Le Théâtre du Nouveau Monde accueille du 13 au 30 août 2026 le chef-d’œuvre solo de Robert Lepage, 887, une œuvre magistrale dont il signe le texte, la mise en scène et l’interprétation.
Fruit d’une vision scénique singulière portée avec Steve Blanchet à la conception et à la direction de création, ainsi que Peder Bjurman à la dramaturgie, le spectacle investit les planches montréalaises pour une série de représentations exceptionnelles.
Créé en première mondiale à Toronto en juillet 2015 dans le cadre du Festival des Arts et de la Culture des Jeux Panaméricains, 887 a depuis entrepris une tournée internationale couronnée de succès, triomphant dans des dizaines de villes à travers le monde. Plus de dix ans après sa création, la pièce demeure d’une pertinence frappante et continue de marquer les esprits par sa virtuosité scénographique et sa profondeur thématique.
Proposant un aller-retour captivant entre la mémoire intime du créateur et l’histoire collective du Québec, 887 offre au public du TNM une occasion privilégiée d’immerger dans l’univers poétique et technologique de l’un des plus grands maîtres de la scène contemporaine.
Une incursion dans les méandres du souvenir
En prenant sa source dans les souvenirs d’enfance du metteur en scène 887, ouvre une réflexion globale sur le fonctionnement de notre esprit. La pièce interroge les mécanismes mystérieux de la mémoire : pourquoi conserve-t-on le numéro de téléphone de notre jeunesse tout en oubliant l’actuel ? Comment une simple ritournelle d’enfance traverse-t-elle les décennies alors que le nom d’un être cher s’échappe ? Pourquoi le futile persiste-t-il au détriment de l’utile ?

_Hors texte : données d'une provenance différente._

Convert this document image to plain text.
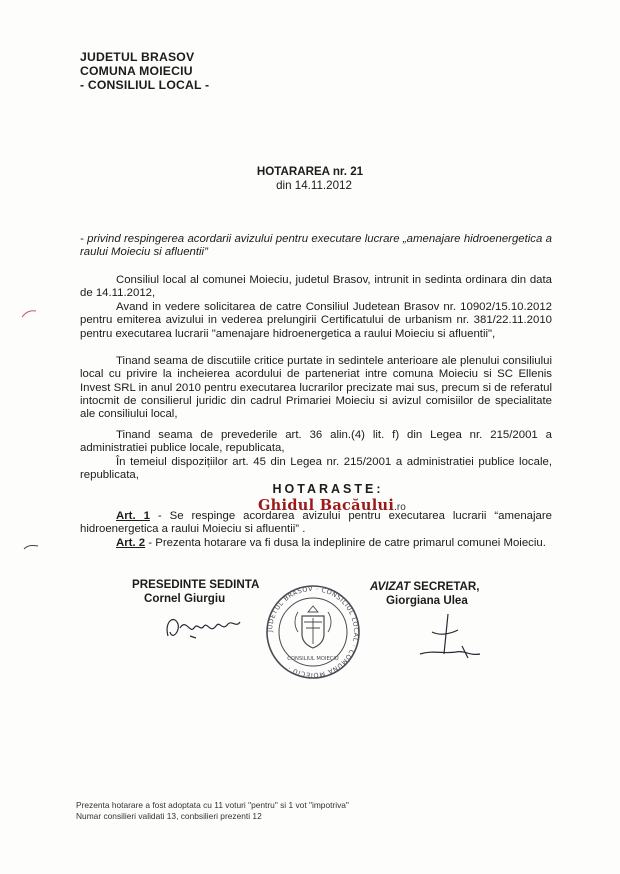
JUDETUL BRASOV
COMUNA MOIECIU
- CONSILIUL LOCAL -
HOTARAREA nr. 21
din 14.11.2012

- privind respingerea acordarii avizului pentru executare lucrare „amenajare hidroenergetica a raului Moieciu si afluentii”

Consiliul local al comunei Moieciu, judetul Brasov, intrunit in sedinta ordinara din data de 14.11.2012,

Avand in vedere solicitarea de catre Consiliul Judetean Brasov nr. 10902/15.10.2012 pentru emiterea avizului in vederea prelungirii Certificatului de urbanism nr. 381/22.11.2010 pentru executarea lucrarii "amenajare hidroenergetica a raului Moieciu si afluentii",

Tinand seama de discutiile critice purtate in sedintele anterioare ale plenului consiliului local cu privire la incheierea acordului de parteneriat intre comuna Moieciu si SC Ellenis Invest SRL in anul 2010 pentru executarea lucrarilor precizate mai sus, precum si de referatul intocmit de consilierul juridic din cadrul Primariei Moieciu si avizul comisiilor de specialitate ale consiliului local,

Tinand seama de prevederile art. 36 alin.(4) lit. f) din Legea nr. 215/2001 a administratiei publice locale, republicata,

În temeiul dispozițiilor art. 45 din Legea nr. 215/2001 a administratiei publice locale, republicata,

HOTARASTE:
Ghidul Bacăului.ro

Art. 1 - Se respinge acordarea avizului pentru executarea lucrarii “amenajare hidroenergetica a raului Moieciu si afluentii” .

Art. 2 - Prezenta hotarare va fi dusa la indeplinire de catre primarul comunei Moieciu.

PRESEDINTE SEDINTA
Cornel Giurgiu
AVIZAT SECRETAR,
Giorgiana Ulea
JUDETUL BRASOV · CONSILIUL LOCAL · COMUNA MOIECIU ·
CONSILIUL MOIECIU
Prezenta hotarare a fost adoptata cu 11 voturi "pentru" si 1 vot "impotriva"
Numar consilieri validati 13, conbsilieri prezenti 12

En explorant son passé, Robert Lepage montre comment le souvenir individuel résonne dans la mémoire collective. Ce travail de réminiscence personnelle l’a entraîné malgré lui au cœur des luttes de classe et de la crise identitaire du Québec des années 1960. 887 ne se veut pas le manifeste d’un adulte engagé, mais plutôt une plongée dans le regard d’un préadolescent, là où le politique et le poétique s’entremêlent. C’est une tentative de traverser la petite histoire pour mieux appréhender la grande.
Entre commémoration, oubli et ère numérique
Au-delà de la sphère intime, le spectacle s’attarde aux manifestations publiques de la mémoire : le nom des rues, les monuments et les parcs qui composent notre patrimoine quotidien, devenus presque invisibles à force d’habitude.
La pièce aborde également le pendant indissociable du souvenir : l’oubli et l’inconscient. À une époque où les limites de notre mémoire biologique sont palliées par le stockage numérique, les mémoires virtuelles et les montagnes de données (data), 887 questionne le rôle et la pertinence du théâtre. Que signifie aujourd’hui monter sur scène pour pratiquer un art fondé sur l’exercice vivant de la mémorisation ?
Retour sur l’oeuvre de Robert Lepage
Saluées par la critique internationale, les œuvres de Robert Lepage, originales, contemporaines et insolites, inspirées par l’histoire récente, transcendent les frontières et bouleversent les standards en matière d’écriture scénique, notamment par l’utilisation novatrice des nouvelles technologies.
Parmi ses réalisations les plus marquantes, mentionnons au théâtre Les sept branches de la rivière Ota et La trilogie des dragons ; ses solos La face cachée de la lune et 887 ; l’opéra La damnation de Faust et le cycle Der Ring des Nibelungen de Wagner ; ses œuvres multimédias Le moulin à images et La bibliothèque, la nuit ; les spectacles The Secret World Tour et The Growing Up Tour de Peter Gabriel ; ainsi que les productions KÀ et TOTEM créées pour le Cirque du Soleil.